I'm often asked about the importance of an estate plan. People wonder why they even need to bother with it. The truth is, you don't have to create an estate plan. The law certainly doesn't require it. However, a good estate plan addresses two very fundamental issues.
The first issue is "Who will get my assets when I pass away?" That's the issue that most people think about when they think about estate planning. They think it's all about dying and passing assets from one generation to another or from one person to another. That is certainly an important element of estate planning - who gets what when you die. Simple enough.
However, there is another very important question that a good estate plan addresses: "Who has the legal authority to act on my behalf if I cannot act on my behalf?"
These are the two most important issues that a good estate plan addresses. The second one is the one people think about least often.
People often mistakenly assume that others can act on their behalf by virtue of their familial relationship or by virtue of marriage. Read this carefully - Just because I'm married to my wife does not give me the legal authority to act on her behalf and vice versa. Similarly, an adult child doesn't have automatic legal authority over their aging parent and vice versa. Just because you are somebody's mother or father doesn't give you the legal authority to make decisions for that person.
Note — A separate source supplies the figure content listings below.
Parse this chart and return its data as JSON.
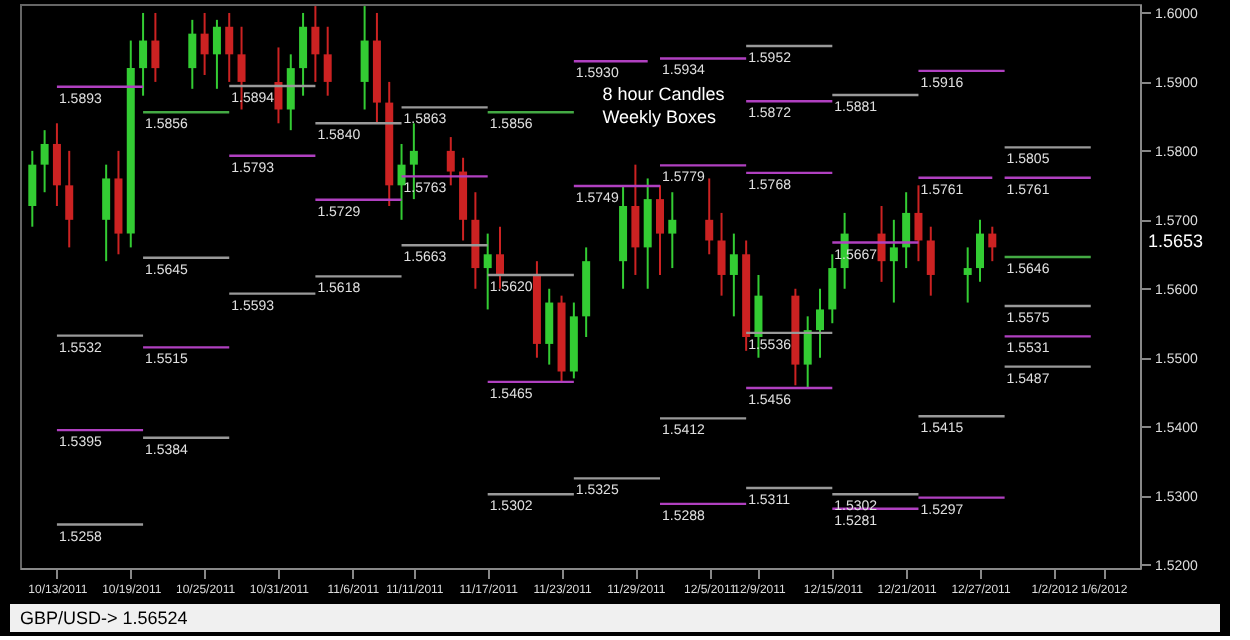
{
  "chart_data": {
    "type": "candlestick",
    "x": [
      "2011-10-11",
      "2011-10-12",
      "2011-10-13",
      "2011-10-14",
      "2011-10-17",
      "2011-10-18",
      "2011-10-19",
      "2011-10-20",
      "2011-10-21",
      "2011-10-24",
      "2011-10-25",
      "2011-10-26",
      "2011-10-27",
      "2011-10-28",
      "2011-10-31",
      "2011-11-01",
      "2011-11-02",
      "2011-11-03",
      "2011-11-04",
      "2011-11-07",
      "2011-11-08",
      "2011-11-09",
      "2011-11-10",
      "2011-11-11",
      "2011-11-14",
      "2011-11-15",
      "2011-11-16",
      "2011-11-17",
      "2011-11-18",
      "2011-11-21",
      "2011-11-22",
      "2011-11-23",
      "2011-11-24",
      "2011-11-25",
      "2011-11-28",
      "2011-11-29",
      "2011-11-30",
      "2011-12-01",
      "2011-12-02",
      "2011-12-05",
      "2011-12-06",
      "2011-12-07",
      "2011-12-08",
      "2011-12-09",
      "2011-12-12",
      "2011-12-13",
      "2011-12-14",
      "2011-12-15",
      "2011-12-16",
      "2011-12-19",
      "2011-12-20",
      "2011-12-21",
      "2011-12-22",
      "2011-12-23",
      "2011-12-26",
      "2011-12-27",
      "2011-12-28"
    ],
    "ohlc": [
      [
        1.572,
        1.58,
        1.569,
        1.578
      ],
      [
        1.578,
        1.583,
        1.574,
        1.581
      ],
      [
        1.581,
        1.584,
        1.572,
        1.575
      ],
      [
        1.575,
        1.58,
        1.566,
        1.57
      ],
      [
        1.57,
        1.578,
        1.564,
        1.576
      ],
      [
        1.576,
        1.58,
        1.565,
        1.568
      ],
      [
        1.568,
        1.596,
        1.566,
        1.592
      ],
      [
        1.592,
        1.6,
        1.588,
        1.596
      ],
      [
        1.596,
        1.6,
        1.59,
        1.592
      ],
      [
        1.592,
        1.599,
        1.589,
        1.597
      ],
      [
        1.597,
        1.6,
        1.591,
        1.594
      ],
      [
        1.594,
        1.599,
        1.589,
        1.598
      ],
      [
        1.598,
        1.6,
        1.59,
        1.594
      ],
      [
        1.594,
        1.598,
        1.586,
        1.59
      ],
      [
        1.59,
        1.595,
        1.584,
        1.586
      ],
      [
        1.586,
        1.594,
        1.583,
        1.592
      ],
      [
        1.592,
        1.6,
        1.588,
        1.598
      ],
      [
        1.598,
        1.601,
        1.59,
        1.594
      ],
      [
        1.594,
        1.598,
        1.588,
        1.59
      ],
      [
        1.59,
        1.601,
        1.586,
        1.596
      ],
      [
        1.596,
        1.6,
        1.584,
        1.587
      ],
      [
        1.587,
        1.59,
        1.572,
        1.575
      ],
      [
        1.575,
        1.581,
        1.57,
        1.578
      ],
      [
        1.578,
        1.584,
        1.573,
        1.58
      ],
      [
        1.58,
        1.582,
        1.575,
        1.577
      ],
      [
        1.577,
        1.579,
        1.567,
        1.57
      ],
      [
        1.57,
        1.574,
        1.56,
        1.563
      ],
      [
        1.563,
        1.568,
        1.557,
        1.565
      ],
      [
        1.565,
        1.569,
        1.56,
        1.562
      ],
      [
        1.562,
        1.564,
        1.55,
        1.552
      ],
      [
        1.552,
        1.56,
        1.549,
        1.558
      ],
      [
        1.558,
        1.559,
        1.5465,
        1.548
      ],
      [
        1.548,
        1.558,
        1.547,
        1.556
      ],
      [
        1.556,
        1.566,
        1.553,
        1.564
      ],
      [
        1.564,
        1.575,
        1.56,
        1.572
      ],
      [
        1.572,
        1.578,
        1.562,
        1.566
      ],
      [
        1.566,
        1.576,
        1.56,
        1.573
      ],
      [
        1.573,
        1.575,
        1.562,
        1.568
      ],
      [
        1.568,
        1.574,
        1.563,
        1.57
      ],
      [
        1.57,
        1.576,
        1.565,
        1.567
      ],
      [
        1.567,
        1.571,
        1.559,
        1.562
      ],
      [
        1.562,
        1.568,
        1.556,
        1.565
      ],
      [
        1.565,
        1.567,
        1.551,
        1.553
      ],
      [
        1.553,
        1.562,
        1.55,
        1.559
      ],
      [
        1.559,
        1.56,
        1.546,
        1.549
      ],
      [
        1.549,
        1.556,
        1.5456,
        1.554
      ],
      [
        1.554,
        1.56,
        1.55,
        1.557
      ],
      [
        1.557,
        1.565,
        1.555,
        1.563
      ],
      [
        1.563,
        1.571,
        1.56,
        1.568
      ],
      [
        1.568,
        1.572,
        1.561,
        1.564
      ],
      [
        1.564,
        1.57,
        1.558,
        1.566
      ],
      [
        1.566,
        1.574,
        1.563,
        1.571
      ],
      [
        1.571,
        1.575,
        1.564,
        1.567
      ],
      [
        1.567,
        1.569,
        1.559,
        1.562
      ],
      [
        1.562,
        1.566,
        1.558,
        1.563
      ],
      [
        1.563,
        1.57,
        1.561,
        1.568
      ],
      [
        1.568,
        1.569,
        1.564,
        1.566
      ]
    ],
    "colors": [
      "#33cc33",
      "#33cc33",
      "#cc2222",
      "#cc2222",
      "#33cc33",
      "#cc2222",
      "#33cc33",
      "#33cc33",
      "#cc2222",
      "#33cc33",
      "#cc2222",
      "#33cc33",
      "#cc2222",
      "#cc2222",
      "#cc2222",
      "#33cc33",
      "#33cc33",
      "#cc2222",
      "#cc2222",
      "#33cc33",
      "#cc2222",
      "#cc2222",
      "#33cc33",
      "#33cc33",
      "#cc2222",
      "#cc2222",
      "#cc2222",
      "#33cc33",
      "#cc2222",
      "#cc2222",
      "#33cc33",
      "#cc2222",
      "#33cc33",
      "#33cc33",
      "#33cc33",
      "#cc2222",
      "#33cc33",
      "#cc2222",
      "#33cc33",
      "#cc2222",
      "#cc2222",
      "#33cc33",
      "#cc2222",
      "#33cc33",
      "#cc2222",
      "#33cc33",
      "#33cc33",
      "#33cc33",
      "#33cc33",
      "#cc2222",
      "#33cc33",
      "#33cc33",
      "#cc2222",
      "#cc2222",
      "#33cc33",
      "#33cc33",
      "#cc2222"
    ],
    "xlim": [
      "2011-10-10",
      "2012-01-09"
    ],
    "xticks": [
      {
        "value": "2011-10-13",
        "label": "10/13/2011"
      },
      {
        "value": "2011-10-19",
        "label": "10/19/2011"
      },
      {
        "value": "2011-10-25",
        "label": "10/25/2011"
      },
      {
        "value": "2011-10-31",
        "label": "10/31/2011"
      },
      {
        "value": "2011-11-06",
        "label": "11/6/2011"
      },
      {
        "value": "2011-11-11",
        "label": "11/11/2011"
      },
      {
        "value": "2011-11-17",
        "label": "11/17/2011"
      },
      {
        "value": "2011-11-23",
        "label": "11/23/2011"
      },
      {
        "value": "2011-11-29",
        "label": "11/29/2011"
      },
      {
        "value": "2011-12-05",
        "label": "12/5/2011"
      },
      {
        "value": "2011-12-09",
        "label": "12/9/2011"
      },
      {
        "value": "2011-12-15",
        "label": "12/15/2011"
      },
      {
        "value": "2011-12-21",
        "label": "12/21/2011"
      },
      {
        "value": "2011-12-27",
        "label": "12/27/2011"
      },
      {
        "value": "2012-01-02",
        "label": "1/2/2012"
      },
      {
        "value": "2012-01-06",
        "label": "1/6/2012"
      }
    ],
    "ylim": [
      1.5195,
      1.6013
    ],
    "yticks": [
      {
        "value": 1.52,
        "label": "1.5200"
      },
      {
        "value": 1.53,
        "label": "1.5300"
      },
      {
        "value": 1.54,
        "label": "1.5400"
      },
      {
        "value": 1.55,
        "label": "1.5500"
      },
      {
        "value": 1.56,
        "label": "1.5600"
      },
      {
        "value": 1.57,
        "label": "1.5700"
      },
      {
        "value": 1.58,
        "label": "1.5800"
      },
      {
        "value": 1.59,
        "label": "1.5900"
      },
      {
        "value": 1.6,
        "label": "1.6000"
      }
    ],
    "grid": false,
    "series": [
      {
        "type": "line",
        "color": "#b040c0",
        "x": [
          "2011-10-13",
          "2011-10-20"
        ],
        "values": [
          1.5893,
          1.5893
        ]
      },
      {
        "type": "line",
        "color": "#44aa44",
        "x": [
          "2011-10-20",
          "2011-10-27"
        ],
        "values": [
          1.5856,
          1.5856
        ]
      },
      {
        "type": "line",
        "color": "#999999",
        "x": [
          "2011-10-20",
          "2011-10-27"
        ],
        "values": [
          1.5645,
          1.5645
        ]
      },
      {
        "type": "line",
        "color": "#999999",
        "x": [
          "2011-10-27",
          "2011-11-03"
        ],
        "values": [
          1.5894,
          1.5894
        ]
      },
      {
        "type": "line",
        "color": "#b040c0",
        "x": [
          "2011-10-27",
          "2011-11-03"
        ],
        "values": [
          1.5793,
          1.5793
        ]
      },
      {
        "type": "line",
        "color": "#999999",
        "x": [
          "2011-10-27",
          "2011-11-03"
        ],
        "values": [
          1.5593,
          1.5593
        ]
      },
      {
        "type": "line",
        "color": "#999999",
        "x": [
          "2011-11-03",
          "2011-11-10"
        ],
        "values": [
          1.584,
          1.584
        ]
      },
      {
        "type": "line",
        "color": "#b040c0",
        "x": [
          "2011-11-03",
          "2011-11-10"
        ],
        "values": [
          1.5729,
          1.5729
        ]
      },
      {
        "type": "line",
        "color": "#999999",
        "x": [
          "2011-11-03",
          "2011-11-10"
        ],
        "values": [
          1.5618,
          1.5618
        ]
      },
      {
        "type": "line",
        "color": "#999999",
        "x": [
          "2011-11-10",
          "2011-11-17"
        ],
        "values": [
          1.5863,
          1.5863
        ]
      },
      {
        "type": "line",
        "color": "#b040c0",
        "x": [
          "2011-11-10",
          "2011-11-17"
        ],
        "values": [
          1.5763,
          1.5763
        ]
      },
      {
        "type": "line",
        "color": "#999999",
        "x": [
          "2011-11-10",
          "2011-11-17"
        ],
        "values": [
          1.5663,
          1.5663
        ]
      },
      {
        "type": "line",
        "color": "#44aa44",
        "x": [
          "2011-11-17",
          "2011-11-24"
        ],
        "values": [
          1.5856,
          1.5856
        ]
      },
      {
        "type": "line",
        "color": "#999999",
        "x": [
          "2011-11-17",
          "2011-11-24"
        ],
        "values": [
          1.562,
          1.562
        ]
      },
      {
        "type": "line",
        "color": "#b040c0",
        "x": [
          "2011-11-17",
          "2011-11-24"
        ],
        "values": [
          1.5465,
          1.5465
        ]
      },
      {
        "type": "line",
        "color": "#999999",
        "x": [
          "2011-11-17",
          "2011-11-24"
        ],
        "values": [
          1.5302,
          1.5302
        ]
      },
      {
        "type": "line",
        "color": "#b040c0",
        "x": [
          "2011-11-24",
          "2011-11-30"
        ],
        "values": [
          1.593,
          1.593
        ]
      },
      {
        "type": "line",
        "color": "#b040c0",
        "x": [
          "2011-11-24",
          "2011-12-01"
        ],
        "values": [
          1.5749,
          1.5749
        ]
      },
      {
        "type": "line",
        "color": "#999999",
        "x": [
          "2011-11-24",
          "2011-12-01"
        ],
        "values": [
          1.5325,
          1.5325
        ]
      },
      {
        "type": "line",
        "color": "#b040c0",
        "x": [
          "2011-12-01",
          "2011-12-08"
        ],
        "values": [
          1.5934,
          1.5934
        ]
      },
      {
        "type": "line",
        "color": "#b040c0",
        "x": [
          "2011-12-01",
          "2011-12-08"
        ],
        "values": [
          1.5779,
          1.5779
        ]
      },
      {
        "type": "line",
        "color": "#999999",
        "x": [
          "2011-12-01",
          "2011-12-08"
        ],
        "values": [
          1.5412,
          1.5412
        ]
      },
      {
        "type": "line",
        "color": "#b040c0",
        "x": [
          "2011-12-01",
          "2011-12-08"
        ],
        "values": [
          1.5288,
          1.5288
        ]
      },
      {
        "type": "line",
        "color": "#999999",
        "x": [
          "2011-12-08",
          "2011-12-15"
        ],
        "values": [
          1.5952,
          1.5952
        ]
      },
      {
        "type": "line",
        "color": "#b040c0",
        "x": [
          "2011-12-08",
          "2011-12-15"
        ],
        "values": [
          1.5872,
          1.5872
        ]
      },
      {
        "type": "line",
        "color": "#b040c0",
        "x": [
          "2011-12-08",
          "2011-12-15"
        ],
        "values": [
          1.5768,
          1.5768
        ]
      },
      {
        "type": "line",
        "color": "#999999",
        "x": [
          "2011-12-08",
          "2011-12-15"
        ],
        "values": [
          1.5536,
          1.5536
        ]
      },
      {
        "type": "line",
        "color": "#b040c0",
        "x": [
          "2011-12-08",
          "2011-12-15"
        ],
        "values": [
          1.5456,
          1.5456
        ]
      },
      {
        "type": "line",
        "color": "#999999",
        "x": [
          "2011-12-08",
          "2011-12-15"
        ],
        "values": [
          1.5311,
          1.5311
        ]
      },
      {
        "type": "line",
        "color": "#999999",
        "x": [
          "2011-12-15",
          "2011-12-22"
        ],
        "values": [
          1.5881,
          1.5881
        ]
      },
      {
        "type": "line",
        "color": "#b040c0",
        "x": [
          "2011-12-15",
          "2011-12-22"
        ],
        "values": [
          1.5667,
          1.5667
        ]
      },
      {
        "type": "line",
        "color": "#999999",
        "x": [
          "2011-12-15",
          "2011-12-22"
        ],
        "values": [
          1.5302,
          1.5302
        ]
      },
      {
        "type": "line",
        "color": "#b040c0",
        "x": [
          "2011-12-15",
          "2011-12-22"
        ],
        "values": [
          1.5281,
          1.5281
        ]
      },
      {
        "type": "line",
        "color": "#b040c0",
        "x": [
          "2011-12-22",
          "2011-12-29"
        ],
        "values": [
          1.5916,
          1.5916
        ]
      },
      {
        "type": "line",
        "color": "#b040c0",
        "x": [
          "2011-12-22",
          "2011-12-28"
        ],
        "values": [
          1.5761,
          1.5761
        ]
      },
      {
        "type": "line",
        "color": "#999999",
        "x": [
          "2011-12-22",
          "2011-12-29"
        ],
        "values": [
          1.5415,
          1.5415
        ]
      },
      {
        "type": "line",
        "color": "#b040c0",
        "x": [
          "2011-12-22",
          "2011-12-29"
        ],
        "values": [
          1.5297,
          1.5297
        ]
      },
      {
        "type": "line",
        "color": "#999999",
        "x": [
          "2011-12-29",
          "2012-01-05"
        ],
        "values": [
          1.5805,
          1.5805
        ]
      },
      {
        "type": "line",
        "color": "#b040c0",
        "x": [
          "2011-12-29",
          "2012-01-05"
        ],
        "values": [
          1.5761,
          1.5761
        ]
      },
      {
        "type": "line",
        "color": "#44aa44",
        "x": [
          "2011-12-29",
          "2012-01-05"
        ],
        "values": [
          1.5646,
          1.5646
        ]
      },
      {
        "type": "line",
        "color": "#999999",
        "x": [
          "2011-12-29",
          "2012-01-05"
        ],
        "values": [
          1.5575,
          1.5575
        ]
      },
      {
        "type": "line",
        "color": "#b040c0",
        "x": [
          "2011-12-29",
          "2012-01-05"
        ],
        "values": [
          1.5531,
          1.5531
        ]
      },
      {
        "type": "line",
        "color": "#999999",
        "x": [
          "2011-12-29",
          "2012-01-05"
        ],
        "values": [
          1.5487,
          1.5487
        ]
      },
      {
        "type": "line",
        "color": "#999999",
        "x": [
          "2011-10-13",
          "2011-10-20"
        ],
        "values": [
          1.5532,
          1.5532
        ]
      },
      {
        "type": "line",
        "color": "#b040c0",
        "x": [
          "2011-10-13",
          "2011-10-20"
        ],
        "values": [
          1.5395,
          1.5395
        ]
      },
      {
        "type": "line",
        "color": "#999999",
        "x": [
          "2011-10-13",
          "2011-10-20"
        ],
        "values": [
          1.5258,
          1.5258
        ]
      },
      {
        "type": "line",
        "color": "#b040c0",
        "x": [
          "2011-10-20",
          "2011-10-27"
        ],
        "values": [
          1.5515,
          1.5515
        ]
      },
      {
        "type": "line",
        "color": "#999999",
        "x": [
          "2011-10-20",
          "2011-10-27"
        ],
        "values": [
          1.5384,
          1.5384
        ]
      }
    ],
    "annotations": [
      "8 hour Candles",
      "Weekly Boxes",
      "1.5653",
      "GBP/USD-> 1.56524",
      {
        "text": "1.5893",
        "x": "2011-10-13",
        "y": 1.5893
      },
      {
        "text": "1.5856",
        "x": "2011-10-20",
        "y": 1.5856
      },
      {
        "text": "1.5645",
        "x": "2011-10-20",
        "y": 1.5645
      },
      {
        "text": "1.5894",
        "x": "2011-10-27",
        "y": 1.5894
      },
      {
        "text": "1.5793",
        "x": "2011-10-27",
        "y": 1.5793
      },
      {
        "text": "1.5593",
        "x": "2011-10-27",
        "y": 1.5593
      },
      {
        "text": "1.5840",
        "x": "2011-11-03",
        "y": 1.584
      },
      {
        "text": "1.5729",
        "x": "2011-11-03",
        "y": 1.5729
      },
      {
        "text": "1.5618",
        "x": "2011-11-03",
        "y": 1.5618
      },
      {
        "text": "1.5863",
        "x": "2011-11-10",
        "y": 1.5863
      },
      {
        "text": "1.5763",
        "x": "2011-11-10",
        "y": 1.5763
      },
      {
        "text": "1.5663",
        "x": "2011-11-10",
        "y": 1.5663
      },
      {
        "text": "1.5856",
        "x": "2011-11-17",
        "y": 1.5856
      },
      {
        "text": "1.5620",
        "x": "2011-11-17",
        "y": 1.562
      },
      {
        "text": "1.5465",
        "x": "2011-11-17",
        "y": 1.5465
      },
      {
        "text": "1.5302",
        "x": "2011-11-17",
        "y": 1.5302
      },
      {
        "text": "1.5930",
        "x": "2011-11-24",
        "y": 1.593
      },
      {
        "text": "1.5749",
        "x": "2011-11-24",
        "y": 1.5749
      },
      {
        "text": "1.5325",
        "x": "2011-11-24",
        "y": 1.5325
      },
      {
        "text": "1.5934",
        "x": "2011-12-01",
        "y": 1.5934
      },
      {
        "text": "1.5779",
        "x": "2011-12-01",
        "y": 1.5779
      },
      {
        "text": "1.5412",
        "x": "2011-12-01",
        "y": 1.5412
      },
      {
        "text": "1.5288",
        "x": "2011-12-01",
        "y": 1.5288
      },
      {
        "text": "1.5952",
        "x": "2011-12-08",
        "y": 1.5952
      },
      {
        "text": "1.5872",
        "x": "2011-12-08",
        "y": 1.5872
      },
      {
        "text": "1.5768",
        "x": "2011-12-08",
        "y": 1.5768
      },
      {
        "text": "1.5536",
        "x": "2011-12-08",
        "y": 1.5536
      },
      {
        "text": "1.5456",
        "x": "2011-12-08",
        "y": 1.5456
      },
      {
        "text": "1.5311",
        "x": "2011-12-08",
        "y": 1.5311
      },
      {
        "text": "1.5881",
        "x": "2011-12-15",
        "y": 1.5881
      },
      {
        "text": "1.5667",
        "x": "2011-12-15",
        "y": 1.5667
      },
      {
        "text": "1.5302",
        "x": "2011-12-15",
        "y": 1.5302
      },
      {
        "text": "1.5281",
        "x": "2011-12-15",
        "y": 1.5281
      },
      {
        "text": "1.5916",
        "x": "2011-12-22",
        "y": 1.5916
      },
      {
        "text": "1.5761",
        "x": "2011-12-22",
        "y": 1.5761
      },
      {
        "text": "1.5415",
        "x": "2011-12-22",
        "y": 1.5415
      },
      {
        "text": "1.5297",
        "x": "2011-12-22",
        "y": 1.5297
      },
      {
        "text": "1.5805",
        "x": "2011-12-29",
        "y": 1.5805
      },
      {
        "text": "1.5761",
        "x": "2011-12-29",
        "y": 1.5761
      },
      {
        "text": "1.5646",
        "x": "2011-12-29",
        "y": 1.5646
      },
      {
        "text": "1.5575",
        "x": "2011-12-29",
        "y": 1.5575
      },
      {
        "text": "1.5531",
        "x": "2011-12-29",
        "y": 1.5531
      },
      {
        "text": "1.5487",
        "x": "2011-12-29",
        "y": 1.5487
      },
      {
        "text": "1.5532",
        "x": "2011-10-13",
        "y": 1.5532
      },
      {
        "text": "1.5395",
        "x": "2011-10-13",
        "y": 1.5395
      },
      {
        "text": "1.5258",
        "x": "2011-10-13",
        "y": 1.5258
      },
      {
        "text": "1.5515",
        "x": "2011-10-20",
        "y": 1.5515
      },
      {
        "text": "1.5384",
        "x": "2011-10-20",
        "y": 1.5384
      }
    ]
  }
}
When my son turned 18 years of age, I had him sign an Advance Health Care Directive and a Durable Power of Attorney. When he turned 18, he technically became an "adult" and these legal tools will allow my wife and I to make legal decisions on his behalf if he cannot.
So yes, estate planning is indeed about who gets what when you pass away. However, and perhaps more importantly, it's about giving the people that you care about the legal tools they need to help you when you need help - to give them the legal authority to act on your behalf.